Syrah is a noble grape, grown for thousands of years. It powers many of the reds made in the Rhone region of France, and winemakers around the world praise it. Yet the poor grape seems to get no respect these days.
"Shame about syrah, really," I was thinking the other day while washing down a cheeseburger with a glass of 2003 Ojai Thompson Vineyard Syrah from California's Santa Barbara County. The wine was big, meaty even. Yet, it was balanced, in proportion, perfect with my dinner.
Syrah is a noble grape, grown for thousands of years. Winemakers the world over incorporate it into their Rhone-style blends. Yet the poor grape seems to get no respect these days.

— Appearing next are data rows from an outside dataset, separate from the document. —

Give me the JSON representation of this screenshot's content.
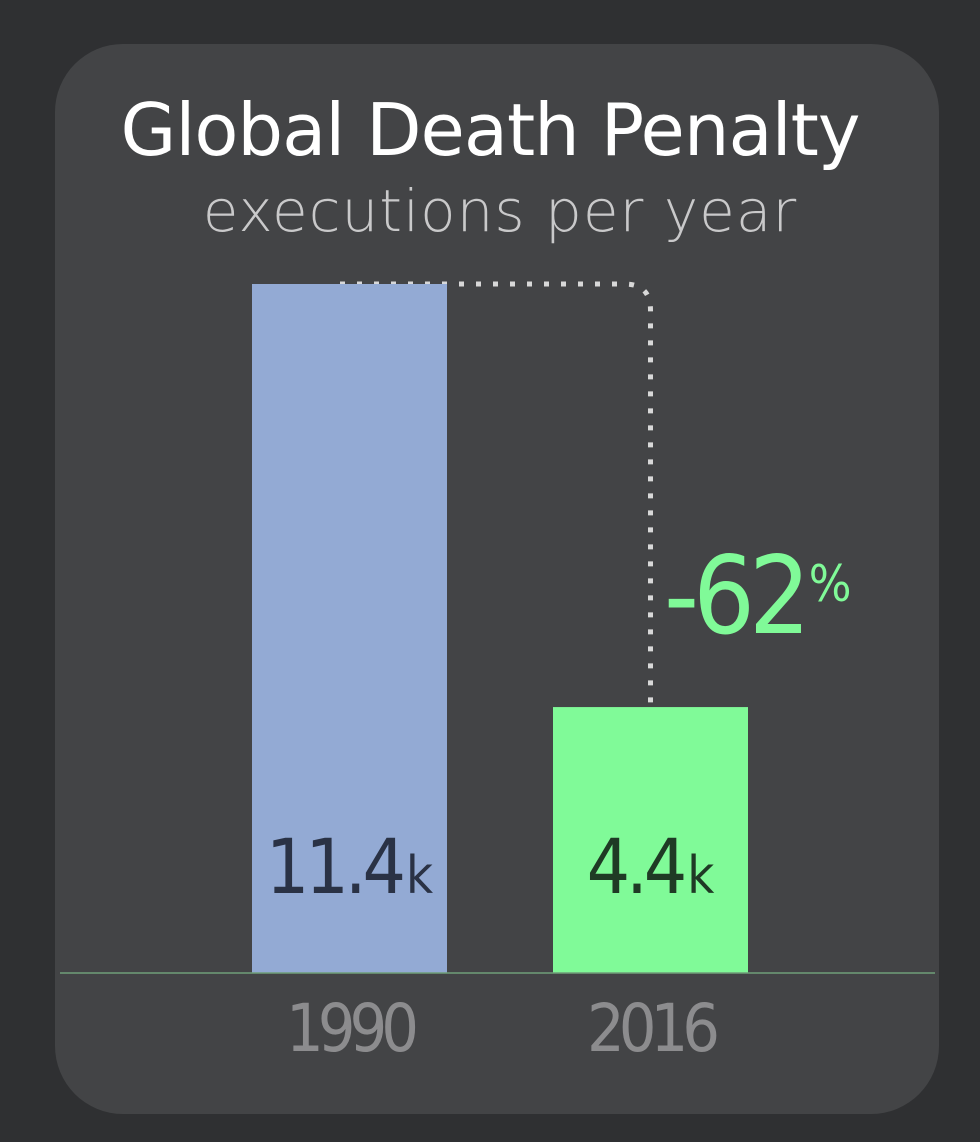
{
  "title": "Global Death Penalty",
  "subtitle": "executions per year",
  "change": {
    "value": "-62",
    "unit": "%"
  },
  "colors": {
    "background": "#2f3032",
    "card": "#434446",
    "bar_1990": "#93aad4",
    "bar_2016": "#80fa98",
    "change_text": "#80fa98",
    "year_label": "#8c8c8e",
    "value_label_1990": "#2a3245",
    "value_label_2016": "#1f3a25"
  },
  "chart_data": {
    "type": "bar",
    "categories": [
      "1990",
      "2016"
    ],
    "values": [
      11.4,
      4.4
    ],
    "value_labels": [
      {
        "number": "11.4",
        "unit": "k"
      },
      {
        "number": "4.4",
        "unit": "k"
      }
    ],
    "title": "Global Death Penalty",
    "subtitle": "executions per year",
    "ylim": [
      0,
      11.4
    ],
    "grid": false,
    "annotation": "-62%"
  }
}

It's often overshadowed by cabernet sauvignon or pinot noir. Boatloads of cheap, colorfully labeled syrah from Down Under (dubbed "shiraz" there) have turned off many North American drinkers to all syrah. Sales stats tell the story: Both dollar sales and the number of bottles of syrah sold fell about 7 to 8 percent over a yearlong period ending May 1, according to The Nielsen Co.
Yet, the Ojai syrah was so, so good with that cheeseburger.
Sharing my syrah pain is Evan Goldstein, author of "Daring Pairings."
"I want to be more bullish on syrah,'' Goldstein wrote in an e-mail from his base in San Carlos, Calif. "It goes so well with food and has so many styles to go with so many foods (cool to warm climate, peppery to jammy, pure versus blended). It provides incredible range for consumers to find wines that are different and provide amazing pleasure."
Goldstein, president of a wine and spirits education company called Full Circle Wine Solutions, spoke last January at the New Zealand Syrah Symposium about the challenges syrah has to overcome to be more widely accepted in the United States.
In our e-mail chat, Goldstein pointed first at the Australians. Low-end Aussie wines have "made it challenging for premium producers in Oz (Australia) and elsewhere to get any traction as they have seemingly conditioned wine consuming people that they don't need to spend a lot on this grape."
Goldstein also thinks most California syrah producers have yet to demonstrate "any sense of a true regional terroir," which means sense of place or style, as has happened in France and, "when given a chance," Australia. There are very good syrah options in Washington, Chile and Argentina, he added, but they aren't "on the radar for most people outside the lunatic fringe of syrah-crazed drinkers."
But Goldstein did end on a hopeful note. If syrah can meet its challenges, he thinks the wine may pop with the public.
Do your part to make that happen. Pop open a bottle of syrah tonight — with or without a cheeseburger.
A bit of age matters
California syrahs from multiple vintages are available in most every price range and style. The tasting panel sampled 10 syrahs ranging in price from $11 to $65. In general, tasters preferred the older vintages, finding a little bit of age had given the wines more complexity and interest.
2005 Bridlewood Estate
A very handsome estate syrah from the Santa Ynez wine region. The nose is somewhat closed, subtle, with suggestions of tobacco, berries and spice. The flavor is mature, fully developed with notes of tobacco, cassis and coffee. Nice finish.